Methods: 204 people (164 F-40 M) have been recruited: 40 with BMI between 30 and 34.9, with moderate obesity, 36 with BMI between 35 and 39.9, with severe obesity, and 128 with BMI>40, with serious obesity, all of them pertaining to the clinic for obesity treatment at University Hospital of Palermo. All subjects were administered the Defense Mechanisms Inventory (DMI), a type of reactive that explores defense mechanisms. The psychiatric comorbidity was excluded by the DSM (SCIDI and II).semi-structured interview.
Results: The DMI profile of the group of obese people is significantly different from normative people. In fact, the obese group uses a typically defensive pattern that leads to a faulty management of aggressiveness, either transformed into its opposite (conflict denial-avoidance, the inability to tolerate negative emotions) or redirected towards themselves (low self-esteem, self-devaluation and idealization of others).

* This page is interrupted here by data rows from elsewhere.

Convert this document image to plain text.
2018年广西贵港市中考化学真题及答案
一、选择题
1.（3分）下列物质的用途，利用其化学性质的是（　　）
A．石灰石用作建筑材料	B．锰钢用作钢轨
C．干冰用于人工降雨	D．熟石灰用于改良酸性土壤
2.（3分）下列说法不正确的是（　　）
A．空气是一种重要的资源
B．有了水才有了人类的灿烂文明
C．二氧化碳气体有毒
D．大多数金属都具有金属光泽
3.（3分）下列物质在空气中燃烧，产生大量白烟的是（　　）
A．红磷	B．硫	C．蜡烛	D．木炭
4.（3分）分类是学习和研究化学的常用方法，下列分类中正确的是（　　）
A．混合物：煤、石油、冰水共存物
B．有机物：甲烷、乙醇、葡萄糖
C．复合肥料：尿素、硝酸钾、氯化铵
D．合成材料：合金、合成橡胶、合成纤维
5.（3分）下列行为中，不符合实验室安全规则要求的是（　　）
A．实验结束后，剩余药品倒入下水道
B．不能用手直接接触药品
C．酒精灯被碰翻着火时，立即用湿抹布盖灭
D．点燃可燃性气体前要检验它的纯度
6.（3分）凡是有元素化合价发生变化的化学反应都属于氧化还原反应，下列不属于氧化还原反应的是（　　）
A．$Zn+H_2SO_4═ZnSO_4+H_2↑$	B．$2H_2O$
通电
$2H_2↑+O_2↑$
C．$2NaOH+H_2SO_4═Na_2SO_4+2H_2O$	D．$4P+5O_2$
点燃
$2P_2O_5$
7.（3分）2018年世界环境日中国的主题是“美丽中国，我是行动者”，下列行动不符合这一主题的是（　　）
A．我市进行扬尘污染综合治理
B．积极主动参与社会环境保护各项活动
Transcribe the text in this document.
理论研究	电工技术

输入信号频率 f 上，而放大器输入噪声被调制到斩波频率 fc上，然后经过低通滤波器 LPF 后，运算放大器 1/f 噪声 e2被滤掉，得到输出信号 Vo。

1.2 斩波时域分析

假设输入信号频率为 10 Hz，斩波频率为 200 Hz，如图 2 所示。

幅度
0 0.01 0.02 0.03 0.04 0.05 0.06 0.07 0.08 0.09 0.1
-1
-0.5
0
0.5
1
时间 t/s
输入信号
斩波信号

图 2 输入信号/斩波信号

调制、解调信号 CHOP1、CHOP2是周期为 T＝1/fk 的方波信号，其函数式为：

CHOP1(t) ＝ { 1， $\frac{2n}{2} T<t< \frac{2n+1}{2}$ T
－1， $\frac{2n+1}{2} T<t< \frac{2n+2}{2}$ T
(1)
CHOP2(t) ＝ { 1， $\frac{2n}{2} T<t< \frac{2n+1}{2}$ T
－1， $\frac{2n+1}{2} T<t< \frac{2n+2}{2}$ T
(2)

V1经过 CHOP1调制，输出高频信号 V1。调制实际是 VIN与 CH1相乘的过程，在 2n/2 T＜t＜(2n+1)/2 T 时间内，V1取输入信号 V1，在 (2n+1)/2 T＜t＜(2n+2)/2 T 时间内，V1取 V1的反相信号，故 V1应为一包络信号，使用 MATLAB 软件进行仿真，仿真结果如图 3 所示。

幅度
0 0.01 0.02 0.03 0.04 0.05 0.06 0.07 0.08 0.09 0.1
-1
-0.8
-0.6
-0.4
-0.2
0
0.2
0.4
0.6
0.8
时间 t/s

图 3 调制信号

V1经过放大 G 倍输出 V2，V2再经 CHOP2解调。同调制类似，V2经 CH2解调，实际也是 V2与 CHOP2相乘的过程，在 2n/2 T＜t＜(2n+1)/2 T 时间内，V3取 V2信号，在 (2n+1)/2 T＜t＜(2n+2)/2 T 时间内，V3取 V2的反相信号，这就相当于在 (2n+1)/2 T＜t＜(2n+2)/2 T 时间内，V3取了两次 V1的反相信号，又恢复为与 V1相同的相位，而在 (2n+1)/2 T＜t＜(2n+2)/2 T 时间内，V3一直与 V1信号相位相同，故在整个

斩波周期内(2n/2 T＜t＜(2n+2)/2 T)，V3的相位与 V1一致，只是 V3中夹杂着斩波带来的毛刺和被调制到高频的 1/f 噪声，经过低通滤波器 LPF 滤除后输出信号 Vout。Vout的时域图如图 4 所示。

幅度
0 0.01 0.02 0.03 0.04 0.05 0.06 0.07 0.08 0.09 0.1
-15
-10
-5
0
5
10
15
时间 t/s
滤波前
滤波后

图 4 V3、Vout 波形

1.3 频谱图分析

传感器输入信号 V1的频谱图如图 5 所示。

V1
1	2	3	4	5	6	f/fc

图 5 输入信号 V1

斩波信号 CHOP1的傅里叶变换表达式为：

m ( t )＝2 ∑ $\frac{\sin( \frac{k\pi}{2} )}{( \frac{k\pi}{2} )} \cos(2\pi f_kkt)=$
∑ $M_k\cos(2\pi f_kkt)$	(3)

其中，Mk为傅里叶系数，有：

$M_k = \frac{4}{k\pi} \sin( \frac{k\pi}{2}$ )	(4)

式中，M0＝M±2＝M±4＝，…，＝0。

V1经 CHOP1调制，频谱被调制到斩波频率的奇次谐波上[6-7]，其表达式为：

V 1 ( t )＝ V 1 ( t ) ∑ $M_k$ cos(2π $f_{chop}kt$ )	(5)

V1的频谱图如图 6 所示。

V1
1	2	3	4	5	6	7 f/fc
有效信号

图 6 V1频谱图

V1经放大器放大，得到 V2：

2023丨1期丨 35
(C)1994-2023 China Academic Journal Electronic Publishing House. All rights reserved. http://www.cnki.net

Age factors, sex and degree of obesity affect the defensive shape.
Discussion and conclusion: The exploration of the defense mechanisms in our group of obese people provides some important guidelines for treatment strategies. The prevailing use, in fact, of some specific defensive patterns is both a significant predictor of the person’s inability to adhere to the cure and, consequently, of the need to introduce treatment aids which, in some way, can bypass the subject’s compliance.